The saddest, most heart-wrenching feeling in the world is the sight of someone you love going in the opposite direction as you in life. Sometimes things are simply not working.
Maybe they want to live in the country, and you want to live in the city. They go to school here, and you go to school there. They won’t leave, but something in you knows that you have to.
The reality of it is, you love this person with your whole heart, but sometimes love just isn’t enough.
For my dearest love,
You have become a part of me, a part of my heart, a piece of my insides that I can’t bear to think of living without. My love for you runs so very deep. Our lives have intertwined so much that nothing makes sense without you. Life doesn’t make sense without you. I don’t make sense without you.
I could stay and love you. I could stay and be your partner, be your forever, be your happily-ever-after. But there would always be a missing piece inside of me. A piece that will always question if I did the right thing by staying and loving you, by not trying to take on the world on my own, by not taking the risk.
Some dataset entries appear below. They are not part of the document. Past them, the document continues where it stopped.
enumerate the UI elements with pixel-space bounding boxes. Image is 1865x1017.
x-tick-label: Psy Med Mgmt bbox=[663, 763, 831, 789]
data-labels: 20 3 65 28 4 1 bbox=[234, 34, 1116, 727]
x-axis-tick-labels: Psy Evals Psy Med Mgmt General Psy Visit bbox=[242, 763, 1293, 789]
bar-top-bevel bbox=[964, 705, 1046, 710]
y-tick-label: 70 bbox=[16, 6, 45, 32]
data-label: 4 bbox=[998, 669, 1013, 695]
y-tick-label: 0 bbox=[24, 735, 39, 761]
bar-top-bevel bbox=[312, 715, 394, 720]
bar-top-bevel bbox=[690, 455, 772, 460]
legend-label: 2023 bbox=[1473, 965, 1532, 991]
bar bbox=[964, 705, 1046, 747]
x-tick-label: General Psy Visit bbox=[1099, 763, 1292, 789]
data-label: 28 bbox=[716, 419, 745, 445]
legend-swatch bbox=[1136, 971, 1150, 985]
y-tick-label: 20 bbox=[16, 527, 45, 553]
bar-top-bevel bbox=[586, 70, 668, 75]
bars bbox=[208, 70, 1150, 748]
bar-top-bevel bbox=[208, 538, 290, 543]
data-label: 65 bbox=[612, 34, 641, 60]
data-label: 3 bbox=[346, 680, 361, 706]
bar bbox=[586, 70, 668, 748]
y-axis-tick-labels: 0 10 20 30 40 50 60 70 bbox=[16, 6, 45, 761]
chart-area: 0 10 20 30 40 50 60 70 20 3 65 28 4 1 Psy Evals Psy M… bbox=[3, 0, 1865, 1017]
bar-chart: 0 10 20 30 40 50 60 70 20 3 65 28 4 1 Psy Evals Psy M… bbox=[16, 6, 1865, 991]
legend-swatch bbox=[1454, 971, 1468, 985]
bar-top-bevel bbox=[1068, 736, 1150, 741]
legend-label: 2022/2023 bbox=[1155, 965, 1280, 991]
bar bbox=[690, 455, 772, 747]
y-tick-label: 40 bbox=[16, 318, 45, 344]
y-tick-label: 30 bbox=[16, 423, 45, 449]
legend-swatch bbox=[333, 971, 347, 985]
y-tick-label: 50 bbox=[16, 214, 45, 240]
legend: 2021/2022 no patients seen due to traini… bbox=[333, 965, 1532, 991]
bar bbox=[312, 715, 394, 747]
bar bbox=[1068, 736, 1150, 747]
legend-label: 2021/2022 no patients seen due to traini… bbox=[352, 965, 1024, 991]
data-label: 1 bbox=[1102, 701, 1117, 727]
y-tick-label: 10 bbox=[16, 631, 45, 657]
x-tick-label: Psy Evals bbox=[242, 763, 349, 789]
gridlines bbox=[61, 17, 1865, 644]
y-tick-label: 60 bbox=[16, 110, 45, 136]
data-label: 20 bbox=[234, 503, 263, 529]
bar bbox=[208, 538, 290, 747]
There is something out there for me, I just know it. There is magic and stardust and adventure and excitement. There is something pulling me away. Something telling me not to settle down here and stay complacent with this life. Though you are here, I know that there is more than just this.
It pains me to think of life without you. It rips me apart and makes me feel broken, but there is something telling me that this isn’t right and that it’s time for us to part ways.
I could stay and love you, my dearest love, but I have to go. You have to let me go. Because if you don’t, our lives will become filled with resentment and “what-ifs.” And isn’t it better to leave us beautifully happy like this?
I know that one day I may look back and question if I did the right thing, I might question if I left the best thing that ever happened to me go. I am willing to take that risk.
I am not someone's storybook ending, I am not in a fairytale, I am not anyone's happily-ever-after.
I am simply someone who wants to explore and see more of this incredibly exciting life before I stay here and live this life with you.
Perhaps one day the Universe will cross our paths. Perhaps we will find each other again.
I could stay and love you, but for now, my darling, I must go.